Tattoo Trauma

I wanted to start this project because I realised that every person that I met who had extensive tattoos had been traumatised, whether they where aware of it or not.

I myself have most of my body covered in tattoos and I spent my whole life never thinking about traumas because to me, a trauma was a huge event, like a car crash or someone close to you dying. 

It is only since discovering Dr. Gabor Mate and how he describes trauma, that I realised that I was traumatised even before I was born. 

It is my personal belief that most people use tattoos as a protection or defence mechanism because of what they have been through.

So I wanted to tell the story of the person behind the tattoo and trauma and how they have used tattoos as a coping mechanism, how the tattoos have helped them deal with life, whether they regret having the tattoos and etc.

I wanted to start with my own story and if you would like to share yours, please get in touch.


Bao Diep

I had my first tattoo at 17, it was a logo of my favourite rock band, Life of Agony on my top left arm. It was a circle with four skulls within that circle.

It is now gone, I had it removed almost twenty years ago.

Instead I replaced it with a whole sleeve of Japanese chrysanthemums and waves.

Next I had my right arm tattooed with Tibetan skulls and clouds. Slowly but steady the bare skin was getting less and less.

I think there were many elements to first wanting to get tattooed. One was the desire to belong to a certain group, this happened to be the rock n’ roll group. I was into rock music as a teenager and wanted to be accepted into this particular group. Another reason for wanting to get tattooed was control. My father was very strict and controlling and I figured that he couldn’t control what I did to my body. To this day, he has never seen any of my tattoos. I always cover myself up when I visit.

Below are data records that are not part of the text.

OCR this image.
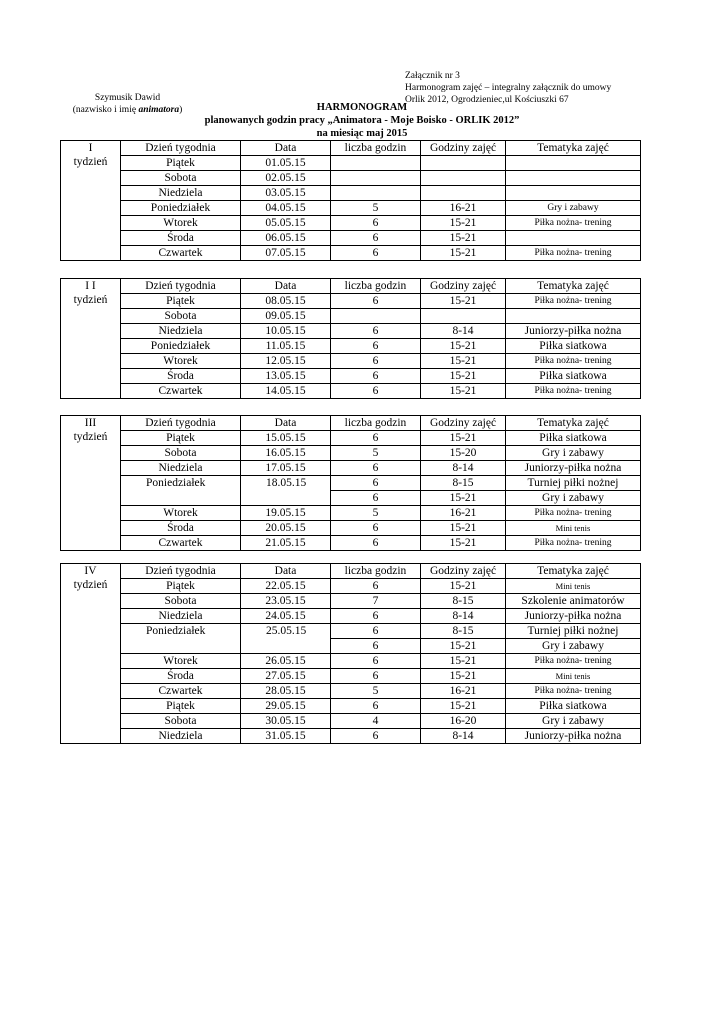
Załącznik nr 3
Harmonogram zajęć – integralny załącznik do umowy
Orlik 2012, Ogrodzieniec,ul Kościuszki 67
Szymusik Dawid
(nazwisko i imię animatora)	HARMONOGRAM
planowanych godzin pracy „Animatora - Moje Boisko - ORLIK 2012”
na miesiąc maj 2015
I
tydzień	Dzień tygodnia	Data	liczba godzin	Godziny zajęć	Tematyka zajęć
	Piątek	01.05.15			
	Sobota	02.05.15			
	Niedziela	03.05.15			
	Poniedziałek	04.05.15	5	16-21	Gry i zabawy
	Wtorek	05.05.15	6	15-21	Piłka nożna- trening
	Środa	06.05.15	6	15-21	
	Czwartek	07.05.15	6	15-21	Piłka nożna- trening
I I
tydzień	Dzień tygodnia	Data	liczba godzin	Godziny zajęć	Tematyka zajęć
	Piątek	08.05.15	6	15-21	Piłka nożna- trening
	Sobota	09.05.15			
	Niedziela	10.05.15	6	8-14	Juniorzy-piłka nożna
	Poniedziałek	11.05.15	6	15-21	Piłka siatkowa
	Wtorek	12.05.15	6	15-21	Piłka nożna- trening
	Środa	13.05.15	6	15-21	Piłka siatkowa
	Czwartek	14.05.15	6	15-21	Piłka nożna- trening
III
tydzień	Dzień tygodnia	Data	liczba godzin	Godziny zajęć	Tematyka zajęć
	Piątek	15.05.15	6	15-21	Piłka siatkowa
	Sobota	16.05.15	5	15-20	Gry i zabawy
	Niedziela	17.05.15	6	8-14	Juniorzy-piłka nożna
	Poniedziałek	18.05.15	6	8-15	Turniej piłki nożnej
			6	15-21	Gry i zabawy
	Wtorek	19.05.15	5	16-21	Piłka nożna- trening
	Środa	20.05.15	6	15-21	Mini tenis
	Czwartek	21.05.15	6	15-21	Piłka nożna- trening
IV
tydzień	Dzień tygodnia	Data	liczba godzin	Godziny zajęć	Tematyka zajęć
	Piątek	22.05.15	6	15-21	Mini tenis
	Sobota	23.05.15	7	8-15	Szkolenie animatorów
	Niedziela	24.05.15	6	8-14	Juniorzy-piłka nożna
	Poniedziałek	25.05.15	6	8-15	Turniej piłki nożnej
			6	15-21	Gry i zabawy
	Wtorek	26.05.15	6	15-21	Piłka nożna- trening
	Środa	27.05.15	6	15-21	Mini tenis
	Czwartek	28.05.15	5	16-21	Piłka nożna- trening
	Piątek	29.05.15	6	15-21	Piłka siatkowa
	Sobota	30.05.15	4	16-20	Gry i zabawy
	Niedziela	31.05.15	6	8-14	Juniorzy-piłka nożna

But I think the biggest reason I covered myself in tattoos was to protect myself. It was a form of barrier from others. Tattoos have a tendency to portray the person as tough and perhaps dangerous. I was of course the complete opposite being very sensitive and shy. Since early childhood I had been told how I should behave and how to be so it was difficult accepting myself as I was when I became an adult. I used tattoos to portray myself as someone with confidence and credentials.

And it worked. People seemed to see me exactly how I wanted to be portrayed. But I was not that person they thought I was. I was not confident, I was not tough and I certainly didn’t have it all together.

Instead I have been in therapy almost my whole adult life but I never told anyone, because I was ashamed. I spent my whole life thinking there was something wrong with me because my parents never accepted me for who I was. I am not blaming my parents for anything because they’ve had so much more trauma than me and of course they were not in the fortunate position like me to seek help.

But I am determined to break the generational trauma and hopefully my children can start their life with a little less baggage.

When my first daughter was born I went through a stage of really hating my tattoos, I hid them at all times. I was scared that my daughter and I would be judged by them and felt that I did not need them anymore.

Now at 40 and having worked on myself and resolving a lot of trauma, I am at ease with my tattoos. I understand that they have served their purpose and I no longer feel the need to hide or get them lasered off.